The poem, ‘The Crucifixion,’ is published as part of eight poems compilation, known as ‘God’s Trombones.’ written by James Weldon Johnson, of African-American origin, and is part of one of the two sets of notable works. The sequence of the poem is the sixth in his book, which follows the two ‘Let My People Go,’ and ‘The Judgment Day.’ The heartfelt narration of Jesus’s crucifixion story is widely popular and narrated in the sermon form with the preacher discussing the contexts of events in a poetic fashion.

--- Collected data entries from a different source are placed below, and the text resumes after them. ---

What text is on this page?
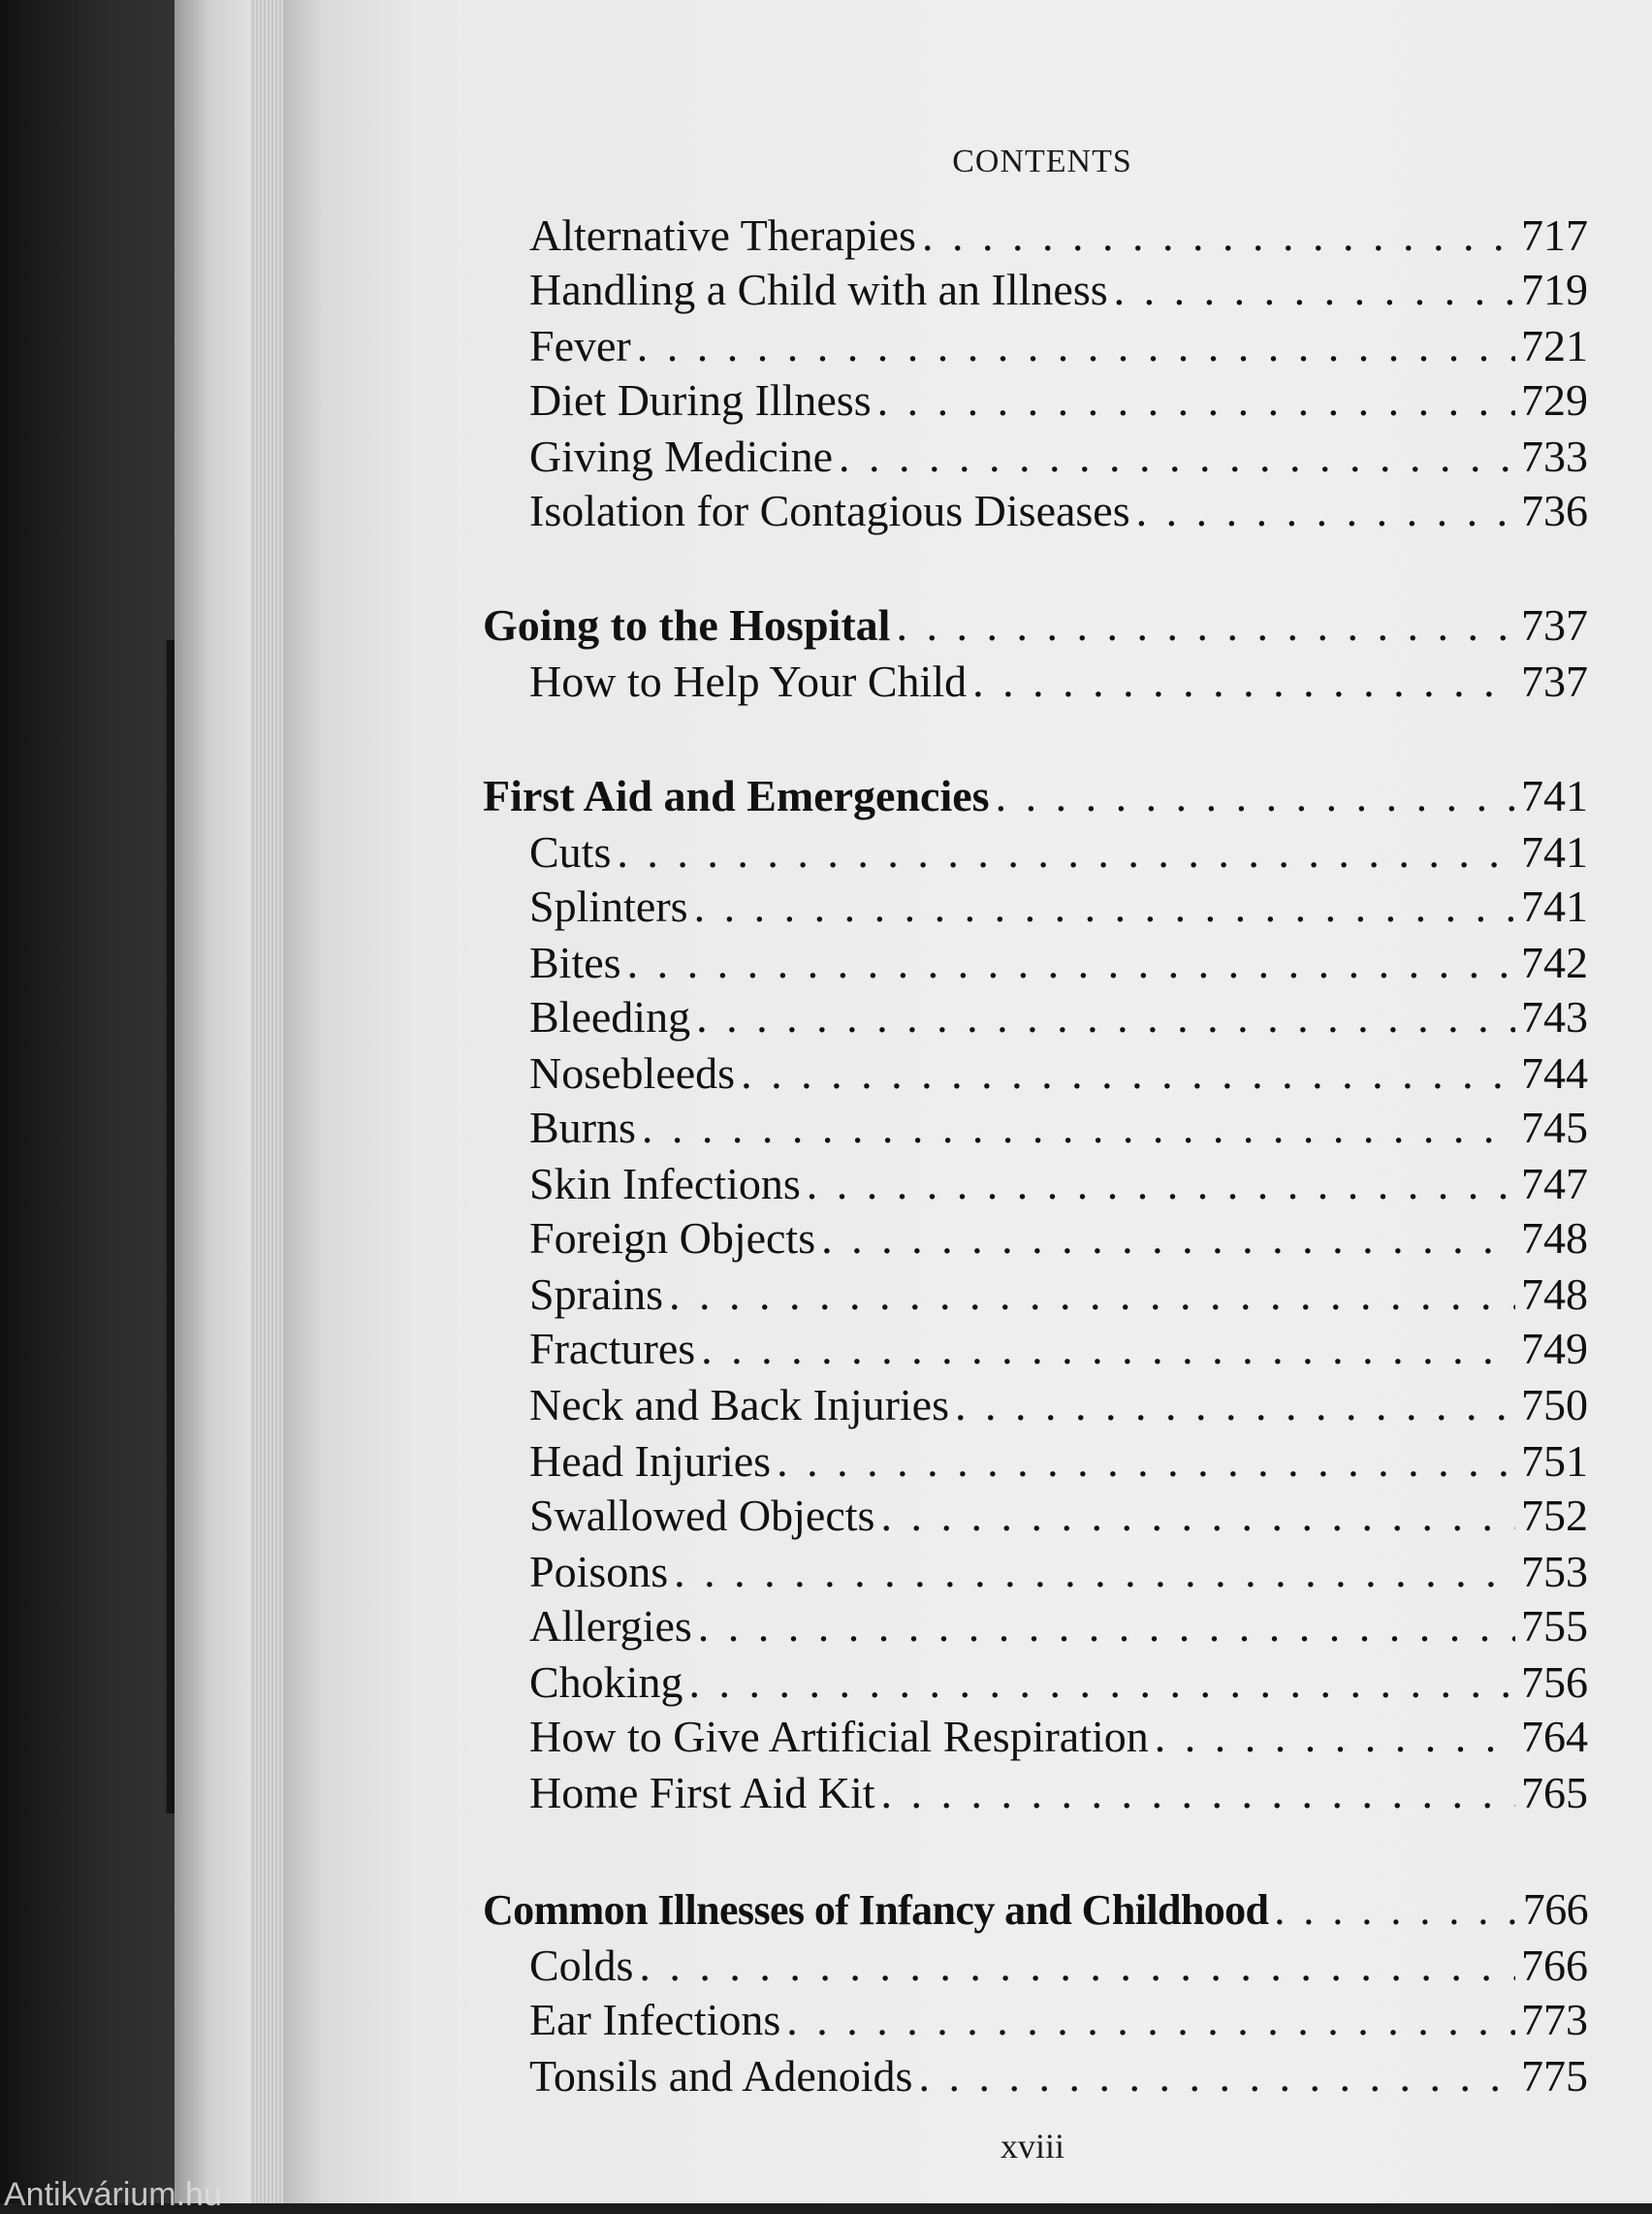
CONTENTS
Alternative Therapies . . .	717
Handling a Child with an Illness . . .	719
Fever . . .	721
Diet During Illness . . .	729
Giving Medicine . . .	733
Isolation for Contagious Diseases . . .	736
Going to the Hospital . . .	737
How to Help Your Child . . .	737
First Aid and Emergencies . . .	741
Cuts . . .	741
Splinters . . .	741
Bites . . .	742
Bleeding . . .	743
Nosebleeds . . .	744
Burns . . .	745
Skin Infections . . .	747
Foreign Objects . . .	748
Sprains . . .	748
Fractures . . .	749
Neck and Back Injuries . . .	750
Head Injuries . . .	751
Swallowed Objects . . .	752
Poisons . . .	753
Allergies . . .	755
Choking . . .	756
How to Give Artificial Respiration . . .	764
Home First Aid Kit . . .	765
Common Illnesses of Infancy and Childhood . . .	766
Colds . . .	766
Ear Infections . . .	773
Tonsils and Adenoids . . .	775
xviii
Antikvárium.hu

The beginning stanzas of the poem highlight the story with three disciplines and Jesus sitting together (Weldon, lines 1-8) in the ‘Garden of Gethsemane.’ The particular instructions from Jesus at the time is to stay with ‘Him’ during the time of sorrow. In the third stanza of the poem, Jesus’ prayers mention that God’s Will is defined for the torture or pain, he is going to go through (Weldon, lines 17-24). The disciples fell asleep during the prayers of Jesus, and stanza four begins with betrayal of Jesus (Judas) leading the discussion towards the group of people who wants to crucify Jesus (Weldon, lines 25-32). Jesus at the time is praying in the garden and explains the way Jesus’s identity is being betrayed by Judas with a kiss. In the following stanza, Jesus is standing in front of the Roman Governor Pilate, and the crowd stands emotionally not on the side of Jesus, and is reflective of their ignorance (Weldon, lines 29-31). The poem ends with a detailed description in the form of story-telling, and ends with expression about the personal feeling of trembling of the preacher, and the way Jesus died, that is, ‘Sinners like you and me’ (Weldon, lines 38-40).
Johnson, James Weldon, et al. God’s trombones. Folkways Records, 1965.